Fox shoved his hands into his pockets to keep them still. He wanted so badly to touch Eddie. “Can we go somewhere else? It’s horrible in here. The animals are talking to me, asking me to release them.”

“Oh, for God’s sake.” Eddie looked away at last. “You will not release the animals, and I’m going nowhere with you. Every time we’re together there’s some sort of drama. We get attacked by thugs, followed by black cars. I was nearly killed by a man in camouflage whom you claimed to be your father.”

“He is my father.”

The mastery of sarcasm Eddie had displayed at the pub was reaching new heights. “How can he be, Fox? Your father is dead. He was a war hero, remember?”

Fox looked at his feet. Scuffed trainers instead of his usual black boots. “He’s not dead. I just wish he was. He hates queers. He hates everyone. But he was in Iraq and Afghanistan, and he was decorated. He was a career soldier.”

“I don’t know what to believe and what not to believe,” Eddie said. “You tell so many whoppers.”

Fox pushed the door closed and walked over to a stool but, instead of sitting on it, dropped to the tiled floor and sat crossed-legged, looking at the dull, old 1970s linoleum tiles. “This place needs a revamp. It’s depressing as hell.” He looked up. “Even just painting the ceiling a nice fresh white would help. That ceiling is all stained and yellowed.”

“Is it. I’ve never noticed. It probably got yellowed before we got the new fume cupboards. Anyway, I’m too busy getting on with my work to notice such things.” Eddie joined him on the floor. “I have no patience left with you. I’m angry with you, and I want to go home. Now what do you want? You’ve got five minutes of my valuable time.”

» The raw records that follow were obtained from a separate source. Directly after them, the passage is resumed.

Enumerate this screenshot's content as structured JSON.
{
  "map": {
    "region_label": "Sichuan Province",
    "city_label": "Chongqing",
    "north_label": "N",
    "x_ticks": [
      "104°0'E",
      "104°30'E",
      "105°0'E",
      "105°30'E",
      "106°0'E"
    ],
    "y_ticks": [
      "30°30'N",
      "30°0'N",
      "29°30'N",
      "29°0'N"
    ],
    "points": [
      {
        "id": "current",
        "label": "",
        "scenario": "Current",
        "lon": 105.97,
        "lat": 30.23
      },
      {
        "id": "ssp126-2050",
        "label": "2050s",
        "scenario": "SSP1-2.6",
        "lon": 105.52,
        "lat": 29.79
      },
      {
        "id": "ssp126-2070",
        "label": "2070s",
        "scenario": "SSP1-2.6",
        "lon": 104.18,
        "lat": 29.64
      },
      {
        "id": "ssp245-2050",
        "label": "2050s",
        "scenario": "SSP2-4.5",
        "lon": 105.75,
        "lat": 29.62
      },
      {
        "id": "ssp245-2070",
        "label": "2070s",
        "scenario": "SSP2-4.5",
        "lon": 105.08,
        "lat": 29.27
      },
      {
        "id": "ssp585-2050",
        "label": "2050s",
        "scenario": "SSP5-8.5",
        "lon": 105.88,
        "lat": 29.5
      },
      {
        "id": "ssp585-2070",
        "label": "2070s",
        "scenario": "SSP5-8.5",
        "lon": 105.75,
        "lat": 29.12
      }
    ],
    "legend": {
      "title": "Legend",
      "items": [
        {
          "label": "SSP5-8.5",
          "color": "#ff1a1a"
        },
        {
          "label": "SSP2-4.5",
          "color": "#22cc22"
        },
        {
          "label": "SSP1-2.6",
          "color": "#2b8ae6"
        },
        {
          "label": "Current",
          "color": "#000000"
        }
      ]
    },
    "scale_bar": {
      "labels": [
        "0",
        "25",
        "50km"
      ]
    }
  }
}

“You can be a right fucking prick when you want to, can’t you?” Fox knew that when he went home, Eddie would just do more work. “Is there a Pot Noodle at home that’s just screaming your name?”

Eddie’s brow furrowed. “Why do you talk in riddles? Pot Noodles don’t scream. They hiss a little sometimes when you add the boiling water.”

Meeting his gaze, Fox smiled. “You’re so weird.”
That’s what I love about you.

Raising an eyebrow, Eddie tapped his fingertips on his knees. “Sorry. Can’t help it. Now what did you come here for?”

Though he would much rather bend over the workbench and let Eddie fuck him, Fox got down to business. “You changed the compound. You realized it would kill people, so you changed it to make it safe.”